MCTRANSFORMER: COMBINING TRANSFORMERS AND MONTE-CARLO TREE SEARCH FOR OFFLINE RE-INFORCEMENT LEARNING

Abstract

Recent studies explored the framing of reinforcement learning as a sequence modeling problem, and then using Transformers to generate effective solutions. In this study, we introduce MCTrasnformer, a framework that combines Monte-Carlo Tree Search (MCTS) with Transformers. Our approach uses an actor-critic setup, where the MCTS component is responsible for navigating previously-explored states, aided by input from the Transformer. The Transformer controls the exploration and evaluation of new states, enabling an effective and efficient evaluation of various strategies. In addition to the development of highly effective strategies, our setup enables the use of more efficient sampling compared to existing MCTS-based solutions. MCTrasnformer, therefore, is able to effectively learn from a small number of simulations for each newly-explored node, without degrading performance. Evaluation conducted on the challenging and well-known problem of SameGame, shows that MCTrasnformer outscores Transformer-only and MCTS-only solutions by a factor of three and more.

1. INTRODUCTION

Transformers have recently been shown to be very effective in the field of reinforcement learning (RL) Chen et al. (2021) ; Janner et al. (2021) . This was achieved by converting offline RL to a classification problem, which facilitates advanced sequence modeling abilities using Transformers. At evaluation time, the Transformer functions as an autoregressive model, generating sequences of future actions. The main shortcoming of the aforementioned approach is the absence of exploration during online evaluation.
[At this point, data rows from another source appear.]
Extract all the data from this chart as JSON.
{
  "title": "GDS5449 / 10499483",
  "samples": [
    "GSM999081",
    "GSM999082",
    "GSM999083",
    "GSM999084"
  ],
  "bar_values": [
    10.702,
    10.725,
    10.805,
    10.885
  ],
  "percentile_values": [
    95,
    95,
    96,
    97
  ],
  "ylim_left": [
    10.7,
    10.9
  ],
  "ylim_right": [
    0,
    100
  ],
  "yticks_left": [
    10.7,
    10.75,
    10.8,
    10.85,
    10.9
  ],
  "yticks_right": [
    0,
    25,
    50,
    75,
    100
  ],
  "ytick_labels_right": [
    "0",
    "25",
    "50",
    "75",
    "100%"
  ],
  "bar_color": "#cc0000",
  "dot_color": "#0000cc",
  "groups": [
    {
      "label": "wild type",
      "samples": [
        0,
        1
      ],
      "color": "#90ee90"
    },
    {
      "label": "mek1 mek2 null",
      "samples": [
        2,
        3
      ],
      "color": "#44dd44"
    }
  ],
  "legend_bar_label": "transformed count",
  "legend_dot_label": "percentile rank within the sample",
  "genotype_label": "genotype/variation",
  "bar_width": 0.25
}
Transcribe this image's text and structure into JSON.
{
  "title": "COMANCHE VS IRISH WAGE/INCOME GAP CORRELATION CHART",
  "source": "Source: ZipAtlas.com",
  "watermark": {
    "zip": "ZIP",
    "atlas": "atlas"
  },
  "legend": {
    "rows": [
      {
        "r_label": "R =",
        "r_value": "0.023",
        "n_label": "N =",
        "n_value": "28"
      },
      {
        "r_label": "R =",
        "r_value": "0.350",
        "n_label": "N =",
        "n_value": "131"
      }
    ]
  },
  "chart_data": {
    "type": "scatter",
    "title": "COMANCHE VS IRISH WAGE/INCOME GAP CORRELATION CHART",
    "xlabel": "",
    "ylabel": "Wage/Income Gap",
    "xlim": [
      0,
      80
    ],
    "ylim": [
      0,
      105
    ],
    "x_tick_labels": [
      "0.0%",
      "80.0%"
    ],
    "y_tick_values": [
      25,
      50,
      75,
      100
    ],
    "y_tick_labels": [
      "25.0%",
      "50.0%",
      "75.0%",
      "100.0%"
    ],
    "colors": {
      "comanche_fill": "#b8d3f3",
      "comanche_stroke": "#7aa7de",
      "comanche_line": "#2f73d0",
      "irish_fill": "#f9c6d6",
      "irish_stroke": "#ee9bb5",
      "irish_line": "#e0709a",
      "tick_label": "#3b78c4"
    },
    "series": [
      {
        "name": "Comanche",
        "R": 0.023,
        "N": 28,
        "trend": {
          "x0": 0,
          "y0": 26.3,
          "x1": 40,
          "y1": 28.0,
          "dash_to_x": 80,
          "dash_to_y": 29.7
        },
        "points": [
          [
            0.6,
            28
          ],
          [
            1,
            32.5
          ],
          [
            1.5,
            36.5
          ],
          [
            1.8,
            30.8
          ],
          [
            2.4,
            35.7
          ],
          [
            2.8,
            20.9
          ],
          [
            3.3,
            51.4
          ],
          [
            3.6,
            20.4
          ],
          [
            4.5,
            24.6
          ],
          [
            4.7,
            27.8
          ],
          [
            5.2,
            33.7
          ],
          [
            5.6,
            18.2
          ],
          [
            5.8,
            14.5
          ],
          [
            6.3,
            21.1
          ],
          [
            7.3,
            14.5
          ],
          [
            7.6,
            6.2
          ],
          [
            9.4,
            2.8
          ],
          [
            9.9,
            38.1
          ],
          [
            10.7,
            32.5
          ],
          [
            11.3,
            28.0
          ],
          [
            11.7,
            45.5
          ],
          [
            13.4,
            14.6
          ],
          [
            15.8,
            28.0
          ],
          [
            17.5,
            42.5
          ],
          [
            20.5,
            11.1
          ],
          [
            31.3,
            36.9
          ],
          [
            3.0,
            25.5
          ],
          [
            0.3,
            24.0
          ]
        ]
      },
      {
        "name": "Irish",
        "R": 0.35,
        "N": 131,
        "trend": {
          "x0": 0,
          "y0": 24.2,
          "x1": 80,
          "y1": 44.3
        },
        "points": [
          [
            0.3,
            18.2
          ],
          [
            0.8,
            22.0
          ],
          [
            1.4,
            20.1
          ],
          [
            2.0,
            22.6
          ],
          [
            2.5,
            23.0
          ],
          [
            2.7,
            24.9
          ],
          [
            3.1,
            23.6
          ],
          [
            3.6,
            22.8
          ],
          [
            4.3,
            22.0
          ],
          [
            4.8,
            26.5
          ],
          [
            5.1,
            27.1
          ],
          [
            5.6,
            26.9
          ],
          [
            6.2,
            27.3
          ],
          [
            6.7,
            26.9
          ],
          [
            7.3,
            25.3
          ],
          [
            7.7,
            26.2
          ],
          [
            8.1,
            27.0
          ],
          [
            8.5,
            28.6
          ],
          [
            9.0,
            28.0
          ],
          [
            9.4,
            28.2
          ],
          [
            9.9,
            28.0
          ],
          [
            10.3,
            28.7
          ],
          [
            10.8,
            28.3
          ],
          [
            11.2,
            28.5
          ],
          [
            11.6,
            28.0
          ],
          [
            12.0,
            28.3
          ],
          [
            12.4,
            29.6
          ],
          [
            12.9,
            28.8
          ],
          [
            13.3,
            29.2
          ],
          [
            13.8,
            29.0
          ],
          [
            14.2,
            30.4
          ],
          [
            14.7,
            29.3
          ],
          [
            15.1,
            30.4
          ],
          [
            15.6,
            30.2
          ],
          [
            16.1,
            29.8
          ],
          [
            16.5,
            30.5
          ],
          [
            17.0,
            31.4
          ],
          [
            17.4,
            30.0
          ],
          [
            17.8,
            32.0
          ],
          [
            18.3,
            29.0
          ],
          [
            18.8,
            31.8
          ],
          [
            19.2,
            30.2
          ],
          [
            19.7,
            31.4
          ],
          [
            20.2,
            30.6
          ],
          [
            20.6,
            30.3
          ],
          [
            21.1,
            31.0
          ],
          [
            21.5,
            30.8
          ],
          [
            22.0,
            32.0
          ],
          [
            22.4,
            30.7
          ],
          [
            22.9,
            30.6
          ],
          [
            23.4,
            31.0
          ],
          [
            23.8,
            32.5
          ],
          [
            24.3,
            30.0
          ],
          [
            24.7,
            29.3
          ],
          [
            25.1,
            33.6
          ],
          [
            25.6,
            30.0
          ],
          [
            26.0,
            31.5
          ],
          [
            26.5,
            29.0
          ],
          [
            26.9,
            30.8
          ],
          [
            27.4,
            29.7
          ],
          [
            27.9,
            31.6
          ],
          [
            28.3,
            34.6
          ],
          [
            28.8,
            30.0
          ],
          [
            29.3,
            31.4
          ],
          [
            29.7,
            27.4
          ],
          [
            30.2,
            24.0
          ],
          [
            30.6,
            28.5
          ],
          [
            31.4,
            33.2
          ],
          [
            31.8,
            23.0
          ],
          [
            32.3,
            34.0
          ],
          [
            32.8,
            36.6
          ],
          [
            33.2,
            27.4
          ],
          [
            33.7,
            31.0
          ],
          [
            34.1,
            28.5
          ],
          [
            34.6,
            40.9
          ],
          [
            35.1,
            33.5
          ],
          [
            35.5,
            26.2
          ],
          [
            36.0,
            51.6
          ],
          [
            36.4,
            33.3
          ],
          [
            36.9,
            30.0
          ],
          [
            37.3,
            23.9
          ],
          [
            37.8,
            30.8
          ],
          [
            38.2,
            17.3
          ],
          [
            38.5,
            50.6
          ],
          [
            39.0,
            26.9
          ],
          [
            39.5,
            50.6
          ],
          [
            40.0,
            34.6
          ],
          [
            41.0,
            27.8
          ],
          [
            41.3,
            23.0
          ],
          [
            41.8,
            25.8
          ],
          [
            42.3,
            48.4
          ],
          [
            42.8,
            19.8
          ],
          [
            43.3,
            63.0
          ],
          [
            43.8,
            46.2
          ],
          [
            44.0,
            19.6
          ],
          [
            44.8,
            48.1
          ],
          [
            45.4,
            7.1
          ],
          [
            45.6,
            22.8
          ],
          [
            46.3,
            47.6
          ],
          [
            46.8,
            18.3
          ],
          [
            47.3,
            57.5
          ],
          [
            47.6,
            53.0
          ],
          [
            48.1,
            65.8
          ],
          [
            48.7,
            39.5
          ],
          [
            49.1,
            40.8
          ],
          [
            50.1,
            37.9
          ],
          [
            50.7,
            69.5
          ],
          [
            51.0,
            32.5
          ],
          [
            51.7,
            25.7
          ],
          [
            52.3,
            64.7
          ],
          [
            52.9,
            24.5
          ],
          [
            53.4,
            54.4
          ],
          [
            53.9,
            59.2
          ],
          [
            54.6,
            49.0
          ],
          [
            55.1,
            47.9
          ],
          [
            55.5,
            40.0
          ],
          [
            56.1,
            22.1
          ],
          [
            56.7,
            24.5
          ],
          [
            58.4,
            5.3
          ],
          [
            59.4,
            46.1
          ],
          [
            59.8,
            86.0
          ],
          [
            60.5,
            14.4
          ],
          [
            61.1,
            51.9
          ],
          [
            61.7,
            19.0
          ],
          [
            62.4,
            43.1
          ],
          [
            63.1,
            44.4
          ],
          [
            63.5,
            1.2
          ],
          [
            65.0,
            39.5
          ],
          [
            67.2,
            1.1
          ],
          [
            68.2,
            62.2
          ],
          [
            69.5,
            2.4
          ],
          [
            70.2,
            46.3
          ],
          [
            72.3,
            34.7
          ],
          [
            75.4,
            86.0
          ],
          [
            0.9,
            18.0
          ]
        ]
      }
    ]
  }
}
The Transformer model is, therefore, limited in its ability to adjust to novel circumstances. While online fine-tuning of the model was recently proposed Zheng et al. (2022a) , it requires a relatively large number of training samples. Moreover, a one-time fine-tuning approach is not suitable for problems with high degrees of volatility, that require continuous exploration. We introduce MCTrasnformer, a RL framework that enables cost-effective exploration of planning problems. Our approach combines Monte-Carlo Tree Search (MCTS) with the Transformer architecture in an actor-critic setup. The MCTS component of MCTrasnformer is tasked with balancing the exploration/exploitation trade-off needed in most RL tasks, while the Transformer component is tasked with predicting the utility of previously-unexplored nodes. Additionally, we use the Transformer to carry out the simulation phase of the MCTS (i.e., the rollout policy), where the former's advanced and effective modeling allows us to use a vary small number of simulations, thus keeping our approach efficient. We evaluate the proposed approach on SameGame, a challenging and well-known problem. This game is considered challenging due to the high variance of its initial states. Game boards are randomly initialized, which forces any solver to perform a great deal of exploration from the first step. Another factor that adds complexity to the planning process is the large bonus score that is awarded only when the board is fully cleared. The ability to correctly assess whether the board can be cleared has significant effect on the planner's behavior. Our evaluation shows that MCTrasnformer significantly outperforms top-performing methods in a budget-based setting.